Podríamos responder, a bote pronto, que nos une el deseo de tener una etapa de envejecimiento activo, rodeados de buenos vecinos y probables amigos, compatibilizando nuestro apartamento privado con espacios y actividades comunitarias y teniendo prevista la atención necesaria en caso de sobrevenirnos algún tipo de dependencia, física o cognitiva.
    Hasta aquí, probablemente todos estemos de acuerdo. Para unos esto se concretaría mejor en una especie de apartotel de nueve plantas con todos los servicios de hostelería, mientras que otros incidirán más en el aspecto asistencial y preferirían que tuviéramos los servicios de una residencia geriátrica concertada. También hay muchos, quizás una mayoría, partidarios de una comunidad que, sin excluir el aspecto asistencial, esté más centrada en un presente activo, con poco personal contratado y donde prevalezca el cariño y el apoyo mutuo.

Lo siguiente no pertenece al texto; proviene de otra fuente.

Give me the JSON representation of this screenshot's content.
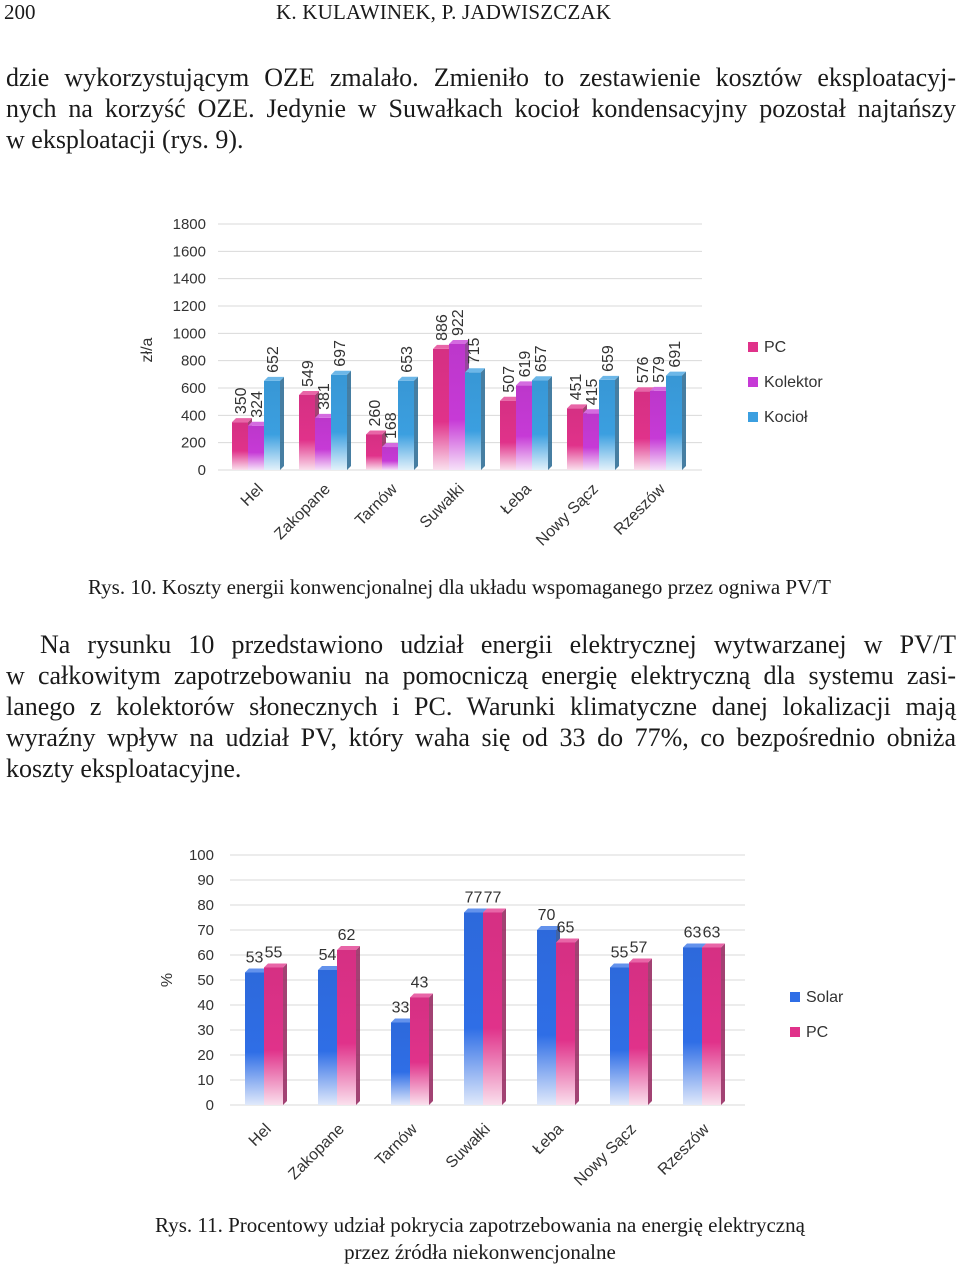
{
  "header": {
    "page_number": "200",
    "authors": "K. KULAWINEK, P. JADWISZCZAK"
  },
  "paragraph1": [
    "dzie wykorzystującym OZE zmalało. Zmieniło to zestawienie kosztów eksploatacyj-",
    "nych na korzyść OZE. Jedynie w Suwałkach kocioł kondensacyjny pozostał najtańszy",
    "w eksploatacji (rys. 9)."
  ],
  "figure10_caption": "Rys. 10. Koszty energii konwencjonalnej dla układu wspomaganego przez ogniwa PV/T",
  "paragraph2": [
    "Na rysunku 10 przedstawiono udział energii elektrycznej wytwarzanej w PV/T",
    "w całkowitym zapotrzebowaniu na pomocniczą energię elektryczną dla systemu zasi-",
    "lanego z kolektorów słonecznych i PC. Warunki klimatyczne danej lokalizacji mają",
    "wyraźny wpływ na udział PV, który waha się od 33 do 77%, co bezpośrednio obniża",
    "koszty eksploatacyjne."
  ],
  "figure11_caption_line1": "Rys. 11. Procentowy udział pokrycia zapotrzebowania na energię elektryczną",
  "figure11_caption_line2": "przez źródła niekonwencjonalne",
  "chart_data": [
    {
      "type": "bar",
      "categories": [
        "Hel",
        "Zakopane",
        "Tarnów",
        "Suwałki",
        "Łeba",
        "Nowy Sącz",
        "Rzeszów"
      ],
      "series": [
        {
          "name": "PC",
          "values": [
            350,
            549,
            260,
            886,
            507,
            451,
            576
          ],
          "color": "#e0328a"
        },
        {
          "name": "Kolektor",
          "values": [
            324,
            381,
            168,
            922,
            619,
            415,
            579
          ],
          "color": "#c63ad6"
        },
        {
          "name": "Kocioł",
          "values": [
            652,
            697,
            653,
            715,
            657,
            659,
            691
          ],
          "color": "#3b9fe0"
        }
      ],
      "ylabel": "zł/a",
      "ylim": [
        0,
        1800
      ],
      "yticks": [
        0,
        200,
        400,
        600,
        800,
        1000,
        1200,
        1400,
        1600,
        1800
      ],
      "grid": true,
      "legend": "right"
    },
    {
      "type": "bar",
      "categories": [
        "Hel",
        "Zakopane",
        "Tarnów",
        "Suwałki",
        "Łeba",
        "Nowy Sącz",
        "Rzeszów"
      ],
      "series": [
        {
          "name": "Solar",
          "values": [
            53,
            54,
            33,
            77,
            70,
            55,
            63
          ],
          "color": "#2f6ee6"
        },
        {
          "name": "PC",
          "values": [
            55,
            62,
            43,
            77,
            65,
            57,
            63
          ],
          "color": "#e0328a"
        }
      ],
      "ylabel": "%",
      "ylim": [
        0,
        100
      ],
      "yticks": [
        0,
        10,
        20,
        30,
        40,
        50,
        60,
        70,
        80,
        90,
        100
      ],
      "grid": true,
      "legend": "right"
    }
  ]
}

    Para unos seríamos como una comunidad de vecinos al uso: nos iremos conociendo y «haremos migas» con algunos y tendremos una relación cordial con otros. Y si, como es estadísticamente probable, existiera el clásico vecino incordio, lo soportaríamos con paciencia benedictina. Para otros, entre los que me incluyo, la nuestra debería ser lo que se llama una «comunidad intencional», es decir, un grupo de personas que comparten el deseo de vivir juntos porque les une una visión del mundo y unos valores compartidos.

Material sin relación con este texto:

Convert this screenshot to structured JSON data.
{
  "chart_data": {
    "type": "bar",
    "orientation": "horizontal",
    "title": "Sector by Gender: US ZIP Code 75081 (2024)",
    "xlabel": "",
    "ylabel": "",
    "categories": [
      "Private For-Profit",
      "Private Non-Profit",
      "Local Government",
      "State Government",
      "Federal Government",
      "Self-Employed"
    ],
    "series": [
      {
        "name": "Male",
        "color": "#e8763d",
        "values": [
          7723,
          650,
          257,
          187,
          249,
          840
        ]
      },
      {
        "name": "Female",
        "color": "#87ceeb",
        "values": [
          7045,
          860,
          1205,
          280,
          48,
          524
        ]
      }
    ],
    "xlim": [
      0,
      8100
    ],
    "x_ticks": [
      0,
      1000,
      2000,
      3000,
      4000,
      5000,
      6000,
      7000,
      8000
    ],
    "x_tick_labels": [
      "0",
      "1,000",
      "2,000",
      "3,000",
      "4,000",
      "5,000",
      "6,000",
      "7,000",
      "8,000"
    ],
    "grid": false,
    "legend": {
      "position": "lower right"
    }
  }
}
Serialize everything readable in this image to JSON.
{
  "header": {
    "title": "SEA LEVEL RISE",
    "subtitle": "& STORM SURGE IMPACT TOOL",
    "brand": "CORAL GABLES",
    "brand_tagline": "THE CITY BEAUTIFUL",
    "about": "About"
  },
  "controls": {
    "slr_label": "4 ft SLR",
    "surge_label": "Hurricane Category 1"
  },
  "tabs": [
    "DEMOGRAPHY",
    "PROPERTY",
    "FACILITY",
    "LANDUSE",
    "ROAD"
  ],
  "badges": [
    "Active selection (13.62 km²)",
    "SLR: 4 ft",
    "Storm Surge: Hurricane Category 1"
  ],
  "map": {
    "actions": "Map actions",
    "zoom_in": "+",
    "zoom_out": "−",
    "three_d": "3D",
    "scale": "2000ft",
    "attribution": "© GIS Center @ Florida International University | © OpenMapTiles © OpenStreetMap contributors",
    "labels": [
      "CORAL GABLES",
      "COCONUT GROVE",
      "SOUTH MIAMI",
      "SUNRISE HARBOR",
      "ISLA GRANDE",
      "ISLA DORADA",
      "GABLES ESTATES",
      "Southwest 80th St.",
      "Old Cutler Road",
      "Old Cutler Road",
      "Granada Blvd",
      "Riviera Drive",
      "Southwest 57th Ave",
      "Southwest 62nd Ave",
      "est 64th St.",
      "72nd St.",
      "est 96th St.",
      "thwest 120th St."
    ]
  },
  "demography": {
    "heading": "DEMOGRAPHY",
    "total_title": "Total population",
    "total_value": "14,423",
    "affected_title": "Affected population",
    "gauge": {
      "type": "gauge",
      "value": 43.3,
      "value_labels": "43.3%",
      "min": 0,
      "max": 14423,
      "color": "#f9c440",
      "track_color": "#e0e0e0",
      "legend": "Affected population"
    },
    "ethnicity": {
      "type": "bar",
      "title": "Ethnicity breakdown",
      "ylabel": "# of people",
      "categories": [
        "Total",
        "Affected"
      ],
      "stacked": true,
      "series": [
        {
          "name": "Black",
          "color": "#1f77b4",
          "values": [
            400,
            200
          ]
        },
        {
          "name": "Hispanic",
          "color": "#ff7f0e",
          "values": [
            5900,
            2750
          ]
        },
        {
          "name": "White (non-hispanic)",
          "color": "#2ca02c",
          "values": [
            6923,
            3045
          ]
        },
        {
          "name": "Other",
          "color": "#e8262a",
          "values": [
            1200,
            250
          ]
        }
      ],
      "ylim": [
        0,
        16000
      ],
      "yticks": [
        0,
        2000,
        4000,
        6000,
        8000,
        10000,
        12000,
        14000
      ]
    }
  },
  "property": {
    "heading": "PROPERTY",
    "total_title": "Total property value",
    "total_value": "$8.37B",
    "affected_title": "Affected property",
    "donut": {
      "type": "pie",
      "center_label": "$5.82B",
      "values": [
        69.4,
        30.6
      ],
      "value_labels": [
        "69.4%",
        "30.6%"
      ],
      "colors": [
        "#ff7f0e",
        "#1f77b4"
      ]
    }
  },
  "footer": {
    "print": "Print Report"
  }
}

    Cuidado. Hablo de visión y de valores, no de ideología en el sentido fuerte de la palabra. No se trata de pedir un carné de partido, ni de preguntar a quién se vota. Se trata de saber si compartimos una forma de ser y de estar en el mundo. Es más un talante, una disposición y una voluntad, que una ideología o doctrina política. Es considerar si nos unen valores como la igualdad, la solidaridad, la protección de la naturaleza, el feminismo o la compasión activa frente a quienes llegan a nuestras fronteras buscando una vida digna. O si, por el contrario, creemos que la desigualdad es consustancial a la sociedad, que la pobreza es cosa de perdedores que no se han esforzado lo suficiente o que hay un dios que rige nuestro destino inamovible.
    En la definición arquitectónica de nuestro proyecto parece clara la distinción entre espacios privados y compartidos. Traducido a la convivencia, el reto es combinar una amplia libertad individual con el cumplimiento de las normas que se dé la comunidad para conseguir sus objetivos de cuidado mutuo.

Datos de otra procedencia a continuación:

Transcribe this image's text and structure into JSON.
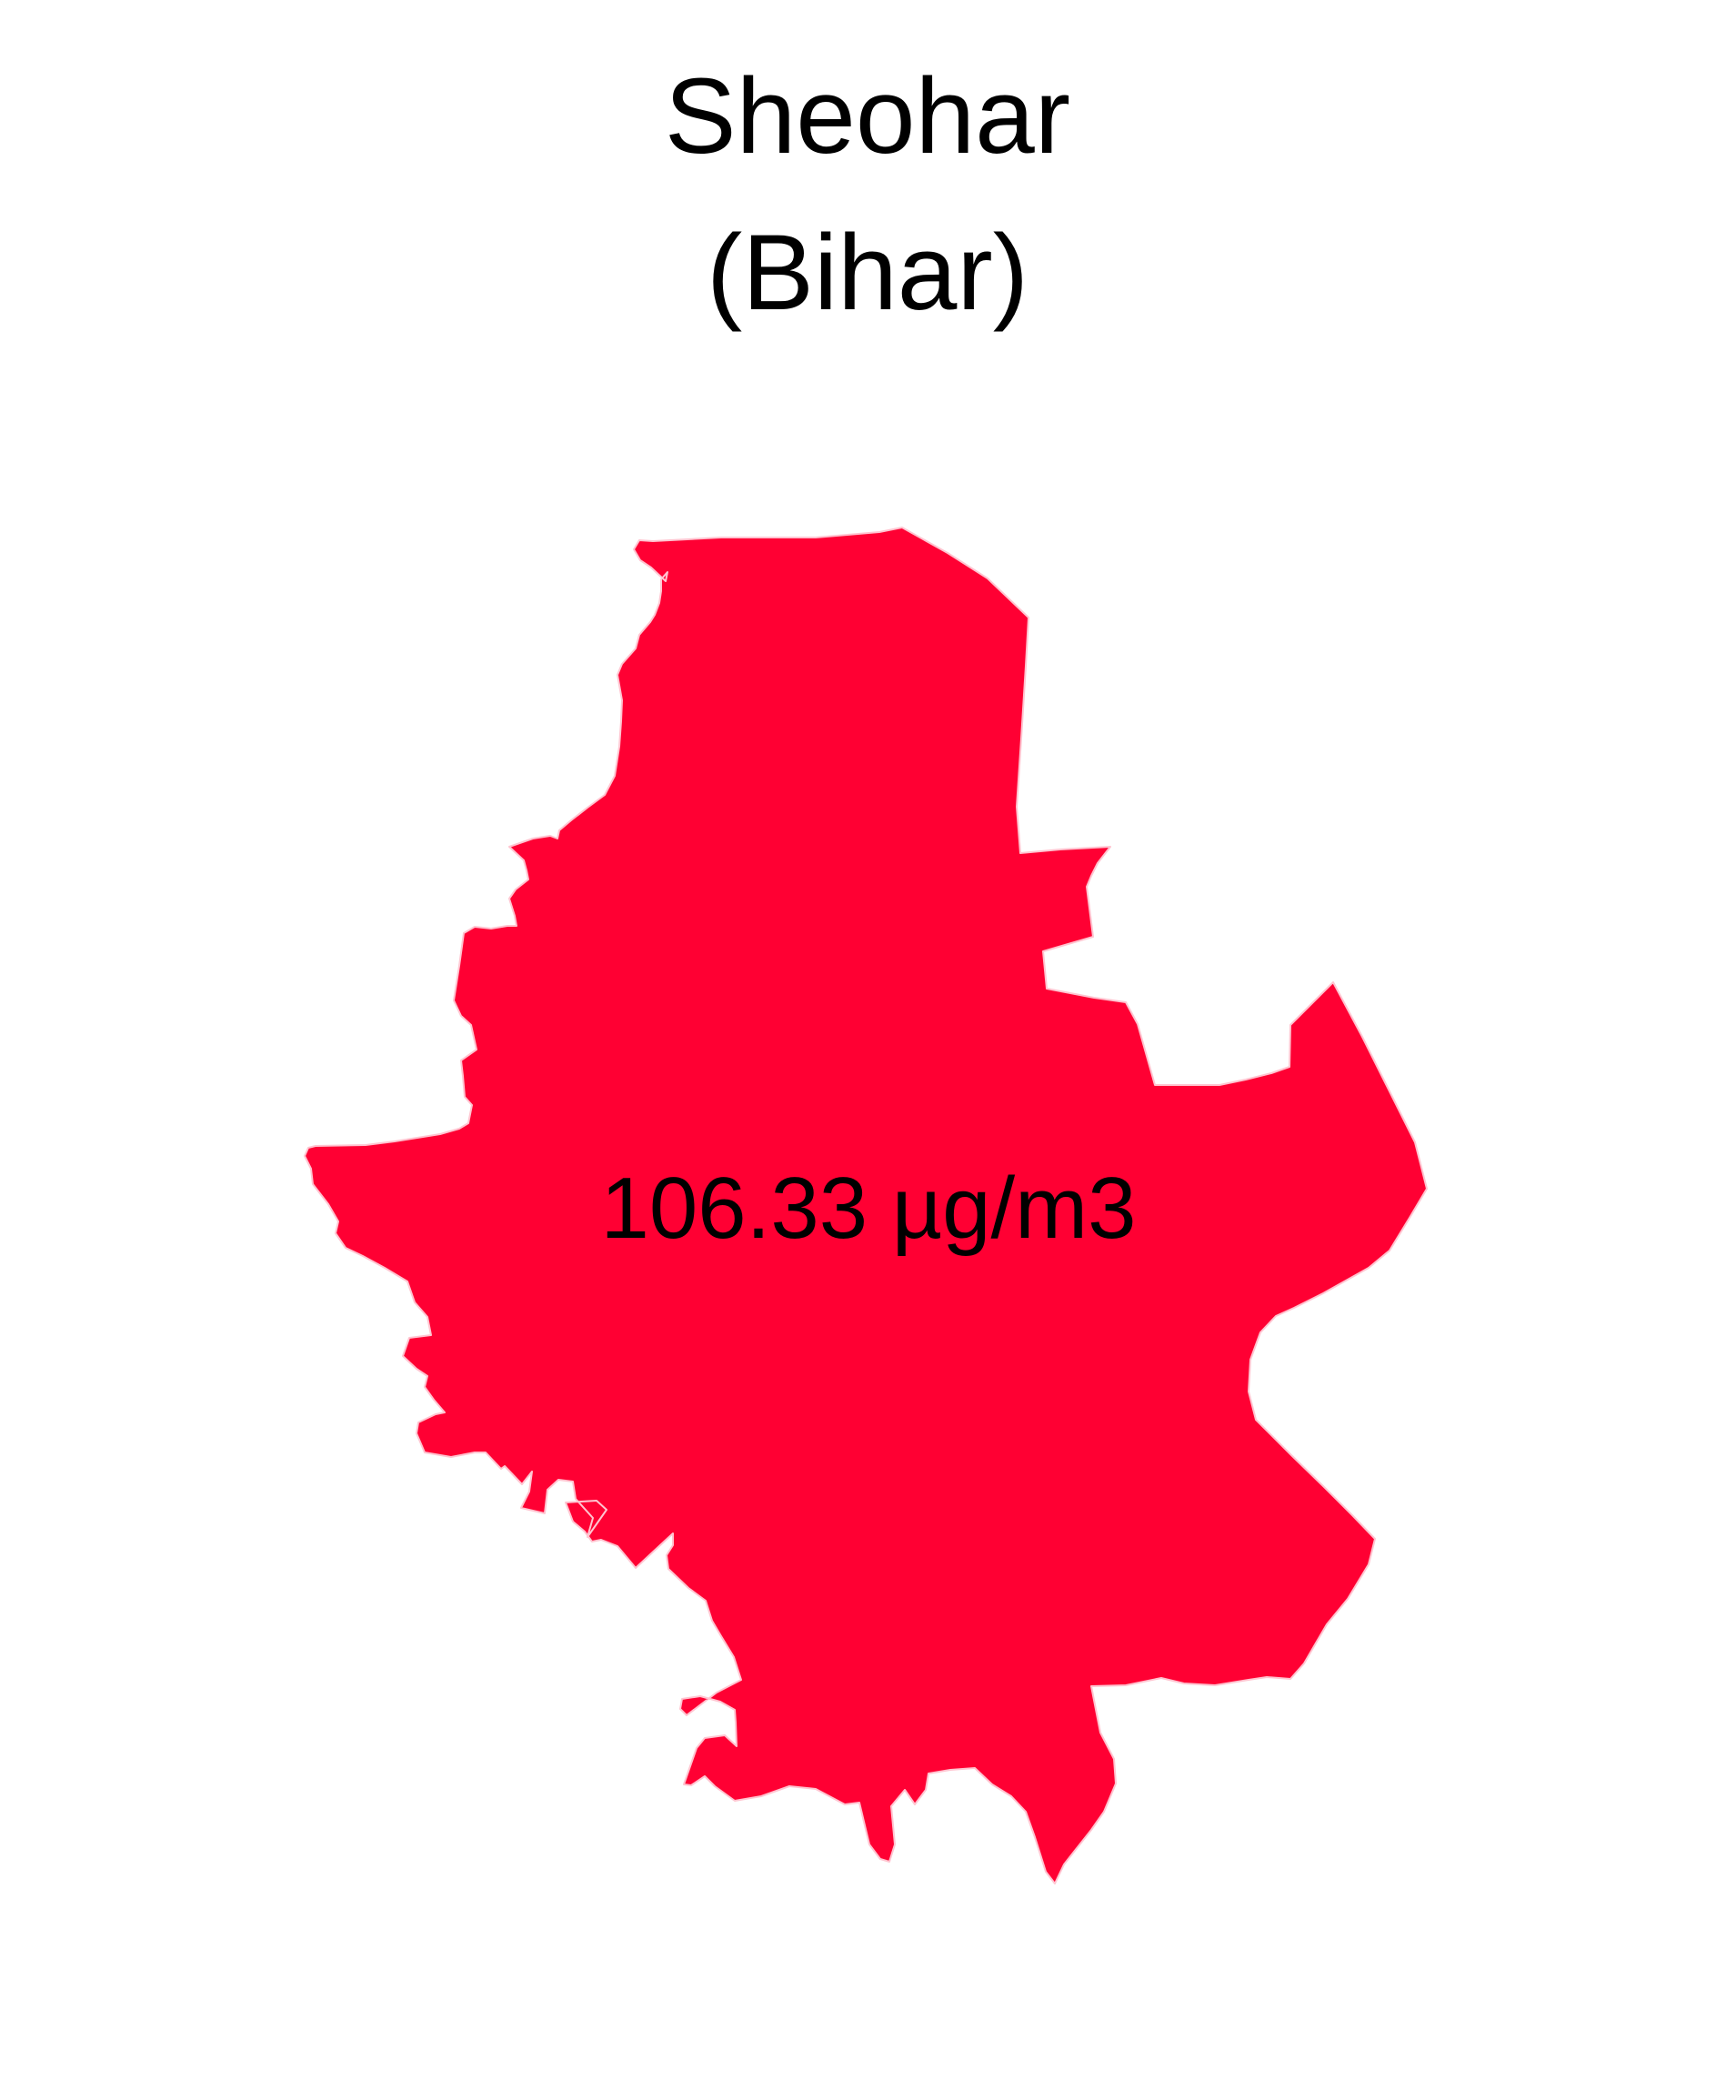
{
  "map": {
    "title": "Sheohar",
    "subtitle": "(Bihar)",
    "district": "Sheohar",
    "state": "Bihar",
    "value_label": "106.33 µg/m3",
    "value": 106.33,
    "unit": "µg/m3",
    "fill_color": "#ff0033",
    "background_color": "#ffffff",
    "text_color": "#000000"
  }
}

    Son estos temas a debatir con calma y sosiego, para lo que sería deseable celebrar varios encuentros presenciales no decisorios en los que cada uno, poco a poco, vaya percibiendo si se identifica con el sentir mayoritario o si se manifiestan tendencias incompatibles que pueden dar lugar a distintos proyectos. Somos un grupo pequeño y no son deseables las escisiones, lo ideal es que sigamos unidos en torno a un solo proyecto. Pero también es cierto que no se puede mezclar el agua y el aceite.
    Definir de antemano los valores de nuestra comunidad no nos evitará los conflictos, pero una base sólida de empatía y afinidad nos permitirá resolverlos con más facilidad.